Autumn days are filled with goodness almost impossible to describe. There is a satisfaction and contentment in them. You look at your rifle as you have not looked at it during the summer, and the thought of venison steak is pleasant, though the hunting trip may still be several weeks away.

Speaking of guns, it was with pride that I learned that Kim Rhode from California in this year’s Olympics was awarded a gold medal for her skeet shooting competition. Kim was the first American to win five medals in five consecutive Olympics. She said her dad taught her to use a gun. When she won, she said, “I wanted to run, scream, cry and I just didn’t know which to do first.” Her quote was, “Never give up. We need more women, inner city women and more youth involved in our sport.” I learned that Kim often helps young people learn to shoot. I wish I could have seen more of champion shooting in London, but unfortunately it seems TV coverage did not see fit to cover her 99 out of 100 championship skeet shots. It would have been a chance for game hunting enthusiasts to see an American shooting icon make history.

The reason I am so interested is that as a teen, every fall, my dad took me pheasant hunting with him. He taught me well as there is not one male in our family that will skeet shoot against me anymore. No, I don’t score nine out of ten, but close. Since I now have daughters interested in big game hunting, I am a lot more enthusiastic about it. (Of course, I get to horseback ride while I’m there. ) I learned that the number of women putting in for wild game permits has nearly doubled in the past 10 years.

Last fall, I do not know if our two daughters were in competition with each other or not, but Beth emailed that she shot a 4-point buck at 200 yards, and her sister, Renee, responded that her 2-point at 200 yards was harder to hit as he was a smaller target. (Renee did shoot a 4-point several years earlier.) They both said, “It’s the thrill of the hunt that I go for.” They are fun to be with.

My husband, two of our daughters, four grandsons, a great-grandson, and even a great- granddaughter were counting the hours for hunting season to open for deer and elk. Neither rain nor snow nor wind can keep them from the hunt.

I’ll never forget the first youth hunt our grandson Conner went on. We took him up Soldier Creek to get his doe. She was a hard one to seek out and when we did find her and got her moving, she let out a snort that would have scared all the critters large or small. We had seen her with a large herd at about 100 yards away and needed to get closer. We watched her separate from the bunch and we thought she might be a dry doe. Our goal was to make sure Conner did not hit any of the other deer. However, she must have had a nose that could detect any dangerous smell even in the Idaho strong wind. She was an overly smart doe and after tracking her all afternoon, we finally spotted her. We split up so we could direct her toward Conner. We heard Conner shoot and hiked up to where we had left him. He stood there bathing in his glory over his doe he shot at 80 yards.
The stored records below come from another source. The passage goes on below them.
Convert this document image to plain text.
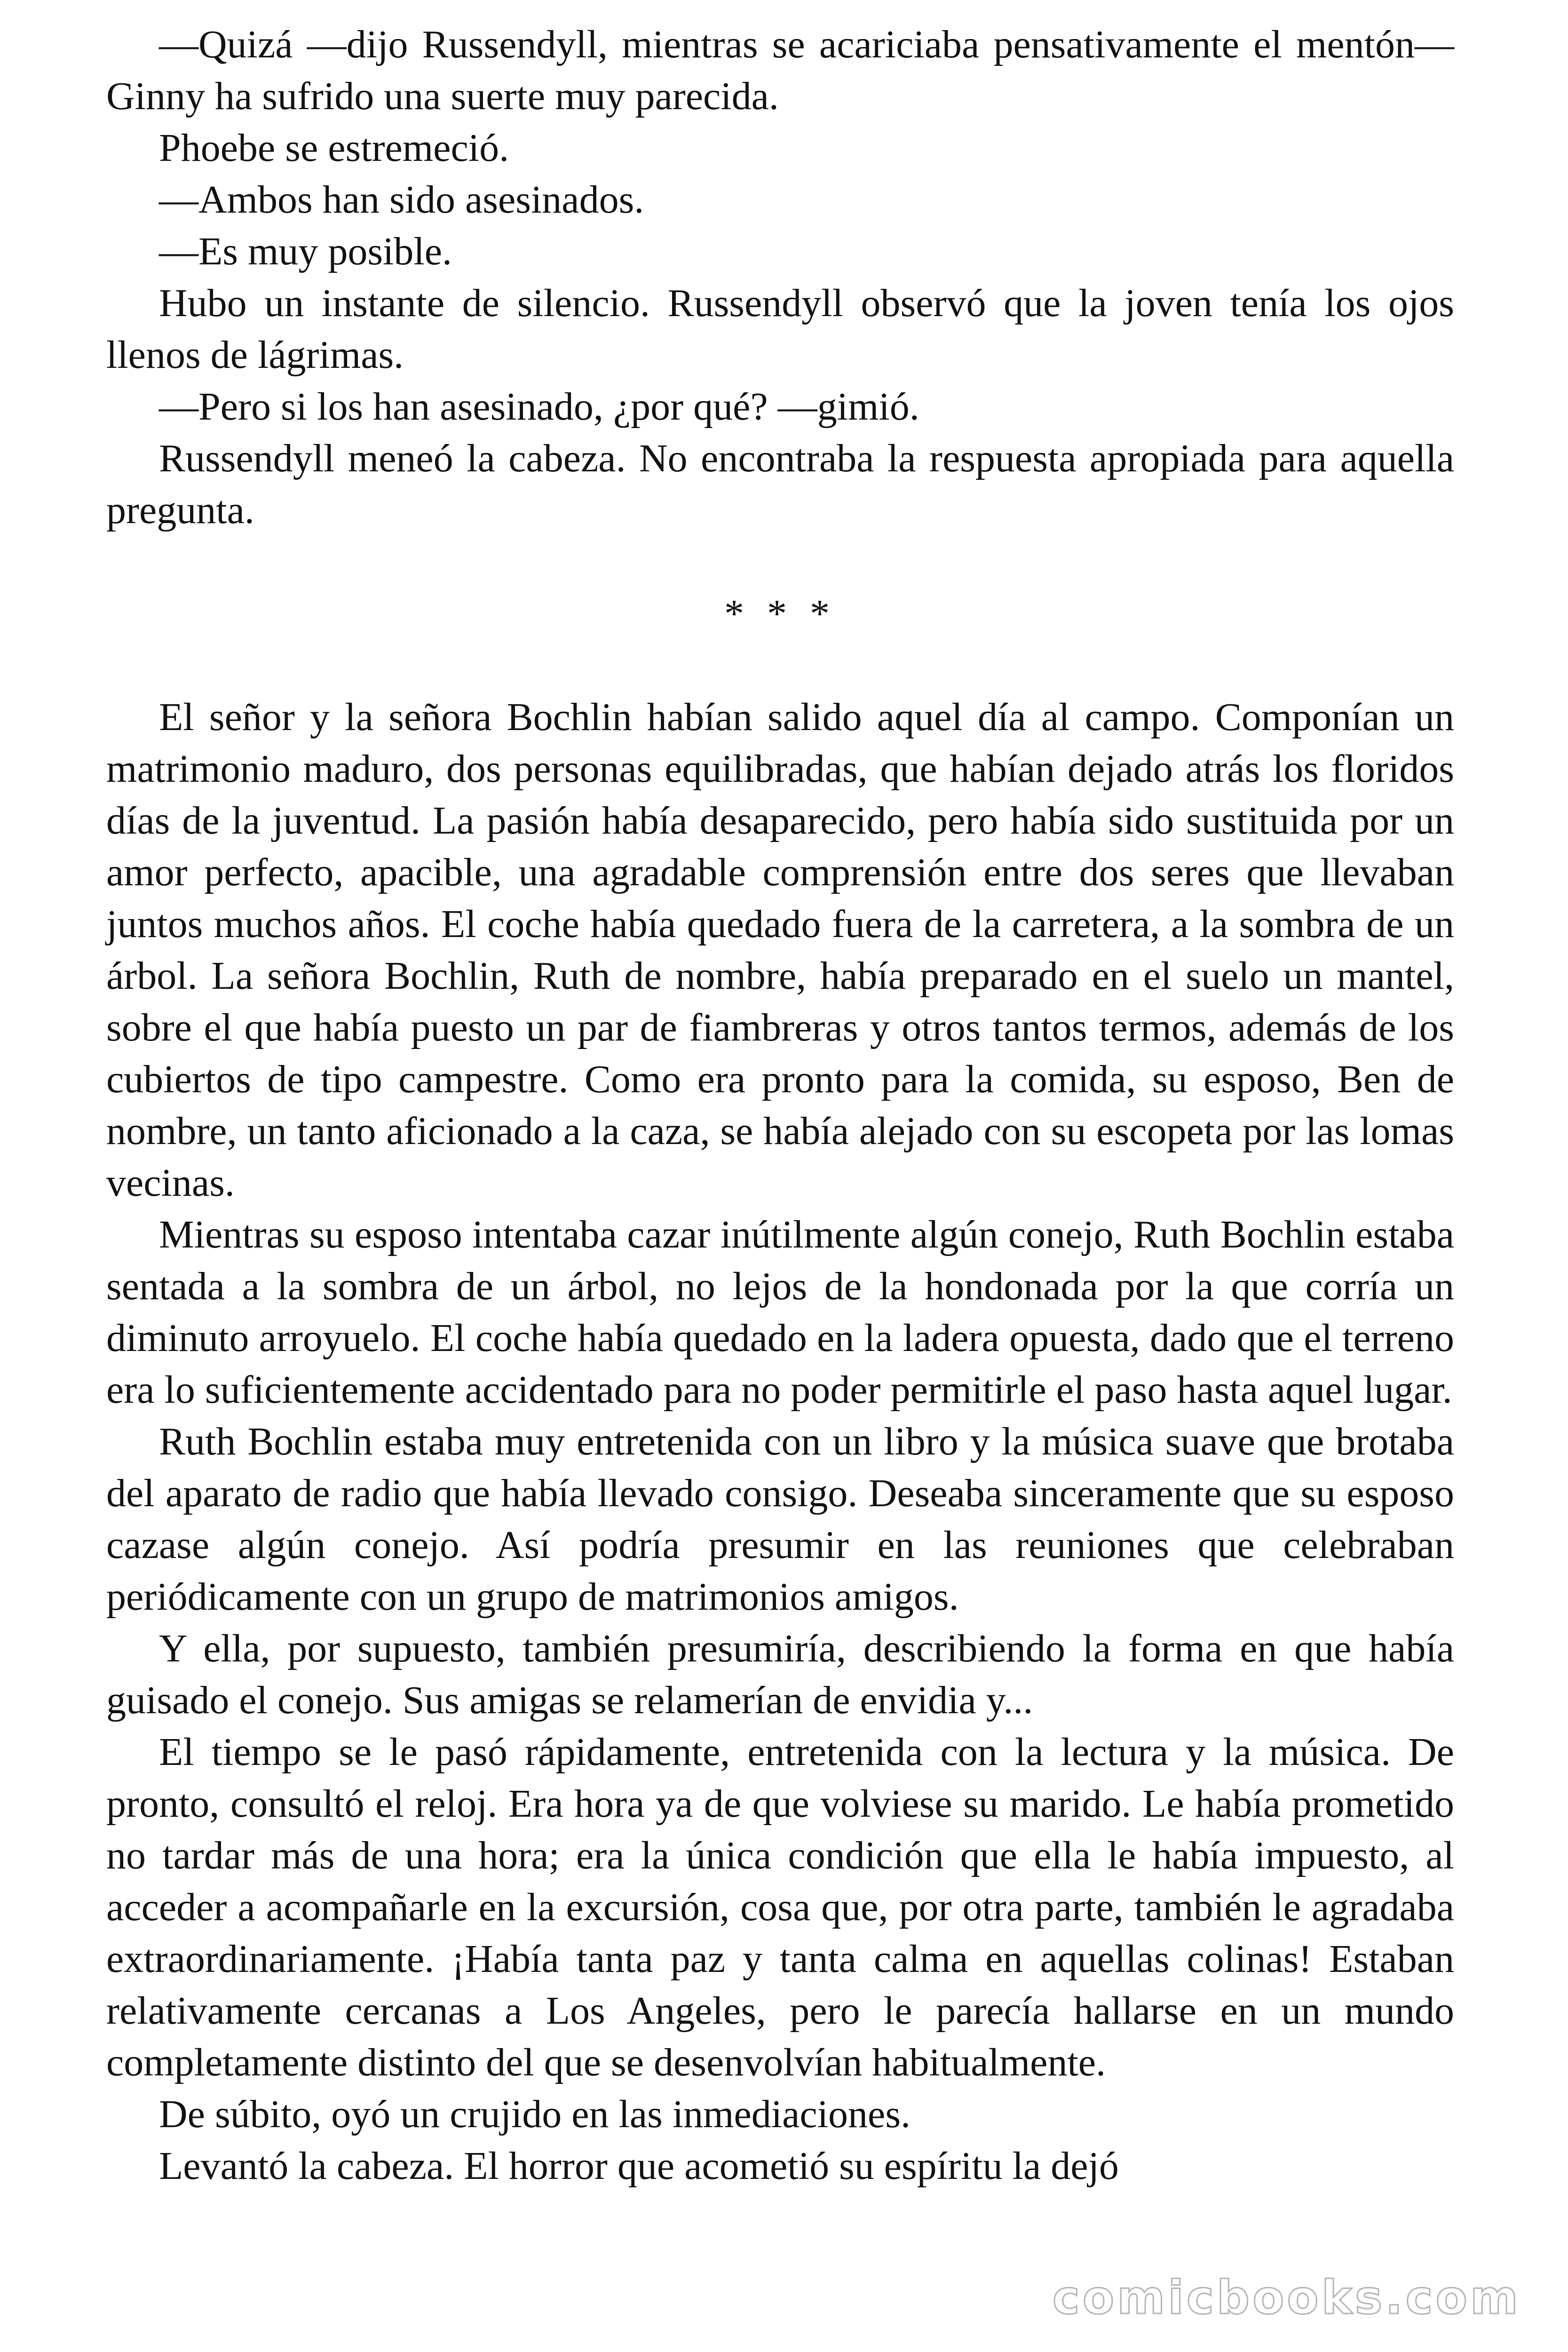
—Quizá —dijo Russendyll, mientras se acariciaba pensativamente el mentón— Ginny ha sufrido una suerte muy parecida.

Phoebe se estremeció.

—Ambos han sido asesinados.

—Es muy posible.

Hubo un instante de silencio. Russendyll observó que la joven tenía los ojos llenos de lágrimas.

—Pero si los han asesinado, ¿por qué? —gimió.

Russendyll meneó la cabeza. No encontraba la respuesta apropiada para aquella pregunta.

* * *

El señor y la señora Bochlin habían salido aquel día al campo. Componían un matrimonio maduro, dos personas equilibradas, que habían dejado atrás los floridos días de la juventud. La pasión había desaparecido, pero había sido sustituida por un amor perfecto, apacible, una agradable comprensión entre dos seres que llevaban juntos muchos años. El coche había quedado fuera de la carretera, a la sombra de un árbol. La señora Bochlin, Ruth de nombre, había preparado en el suelo un mantel, sobre el que había puesto un par de fiambreras y otros tantos termos, además de los cubiertos de tipo campestre. Como era pronto para la comida, su esposo, Ben de nombre, un tanto aficionado a la caza, se había alejado con su escopeta por las lomas vecinas.

Mientras su esposo intentaba cazar inútilmente algún conejo, Ruth Bochlin estaba sentada a la sombra de un árbol, no lejos de la hondonada por la que corría un diminuto arroyuelo. El coche había quedado en la ladera opuesta, dado que el terreno era lo suficientemente accidentado para no poder permitirle el paso hasta aquel lugar.

Ruth Bochlin estaba muy entretenida con un libro y la música suave que brotaba del aparato de radio que había llevado consigo. Deseaba sinceramente que su esposo cazase algún conejo. Así podría presumir en las reuniones que celebraban periódicamente con un grupo de matrimonios amigos.

Y ella, por supuesto, también presumiría, describiendo la forma en que había guisado el conejo. Sus amigas se relamerían de envidia y...

El tiempo se le pasó rápidamente, entretenida con la lectura y la música. De pronto, consultó el reloj. Era hora ya de que volviese su marido. Le había prometido no tardar más de una hora; era la única condición que ella le había impuesto, al acceder a acompañarle en la excursión, cosa que, por otra parte, también le agradaba extraordinariamente. ¡Había tanta paz y tanta calma en aquellas colinas! Estaban relativamente cercanas a Los Angeles, pero le parecía hallarse en un mundo completamente distinto del que se desenvolvían habitualmente.

De súbito, oyó un crujido en las inmediaciones.

Levantó la cabeza. El horror que acometió su espíritu la dejó

comicbooks.com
Some things have not changed — the challenge, the excitement and the comraderie to go hunting. While a pack-string and long days in the saddle might sound romantic to some, the reality is it’s hard work, time consuiming and for everyone but the most dedicated, wildly impractical. More and more hunters are using four-wheel vehicles for transporting their kill and that’s fine if it’s allowed in the area they are hunting.

When we go hunting and camping, we often take our younger grandchildren along. They seem to enjoy the youth hunts. teaching them hunter safety is a reponsiblity most grandpas wish to do. Yet, the hunter safety program offered by the Fish and Game Department is the best way to start and in Idaho it is mandatory. Remember, there will always be another shot. Do be safety minded. You will not get the opportunity to call the shot back.

If you’re a hunter and you have never set a hunting goal, I hope you consider doing it. Step up and get outside your comfort zone. I challenge you to plan your next hunt with that young neighbor or grandchild. The memories from it will consume your mind, body and soul.

To me, hunting is a deep abiding joy of an old love that can become a precious part of you — as precious as the memories I have when I hunted with my dad.

W. Lenore Mobley is an author of “Enjoy the Journey: Of Women and their Horses along the Snake River Plain.”